Kadang, Israel mengizinkan warga Gaza menyeberang Beit Hanoun. Akan tetapi, izin hanya untuk kasus kemanusiaan yang luar biasa dengan penekanan pada kasus medis yang mendesak. Menurut PBB, jumlah warga Palestina yang keluar melalui penyeberangan selama dekade 2010-2019 mencapai rata-rata 287 orang per hari.
Baca juga: Pemerintah Upayakan Evakuasi WNI dari Gaza
Dimulai pada akhir 1980-an dengan meletusnya pemberontakan Palestina pertama, atau Intifada, Israel mulai menerapkan pembatasan dengan memperkenalkan sistem perizinan. Sistem itu warga Gaza mendapat izin kalau mau ke Tepi Barat, Jerusalem, dan tentu saja Israel. Izinnya susah sekali didapat.

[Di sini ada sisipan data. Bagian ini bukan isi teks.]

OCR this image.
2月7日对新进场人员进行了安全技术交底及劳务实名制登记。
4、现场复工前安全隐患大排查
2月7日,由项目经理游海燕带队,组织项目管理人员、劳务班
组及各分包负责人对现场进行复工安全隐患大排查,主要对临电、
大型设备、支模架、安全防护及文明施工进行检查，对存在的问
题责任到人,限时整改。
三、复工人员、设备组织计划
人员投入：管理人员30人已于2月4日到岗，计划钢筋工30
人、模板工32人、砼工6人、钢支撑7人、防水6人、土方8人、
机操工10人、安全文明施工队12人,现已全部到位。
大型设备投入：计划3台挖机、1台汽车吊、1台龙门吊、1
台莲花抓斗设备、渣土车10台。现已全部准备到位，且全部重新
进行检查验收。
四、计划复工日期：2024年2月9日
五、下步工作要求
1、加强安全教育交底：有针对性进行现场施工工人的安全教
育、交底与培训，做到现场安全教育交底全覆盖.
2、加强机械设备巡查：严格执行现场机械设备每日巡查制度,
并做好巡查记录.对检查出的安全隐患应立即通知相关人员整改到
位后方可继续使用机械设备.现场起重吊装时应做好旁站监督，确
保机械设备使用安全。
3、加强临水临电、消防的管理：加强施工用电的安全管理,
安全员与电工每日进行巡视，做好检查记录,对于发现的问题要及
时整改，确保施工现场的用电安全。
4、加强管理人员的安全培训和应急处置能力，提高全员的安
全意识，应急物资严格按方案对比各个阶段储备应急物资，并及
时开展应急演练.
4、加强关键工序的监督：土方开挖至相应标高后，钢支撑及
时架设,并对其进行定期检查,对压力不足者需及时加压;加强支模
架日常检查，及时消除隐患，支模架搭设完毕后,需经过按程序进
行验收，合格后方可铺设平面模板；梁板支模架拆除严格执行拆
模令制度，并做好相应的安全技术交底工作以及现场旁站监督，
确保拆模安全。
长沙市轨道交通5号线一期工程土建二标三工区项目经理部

Sejak tahun 1993, Israel rutin menggunakan taktik penutupan di wilayah Palestina. Kadang, Israel melarang semua warga Palestina di wilayah tertentu untuk keluar. Larangan bisa berbulan-bulan.
Pada 1995, Israel membangun pagar yang dialiri listrik dan tembok beton di sekitar Jalur Gaza. Pada 2000, ketika Intifada Kedua meletus, Israel membatalkan banyak izin perjalanan dan izin kerja yang ada di Gaza.
Perlakuan berbeda diberikan kepada warga Israel, pemukim Yahudi, dan orang asing yang boleh keluar masuk Gaza sesukanya. Human Rights Watch dalam laporannya tahun 2021 menyebutkan melarang warga Palestina di Gaza untuk bergerak bebas di tanah air mereka sendiri menghambat kehidupan dan menunjukkan kenyataan kejam dari apartheid dan penganiayaan terhadap jutaan warga Palestina. (AFP/REUTERS/AP)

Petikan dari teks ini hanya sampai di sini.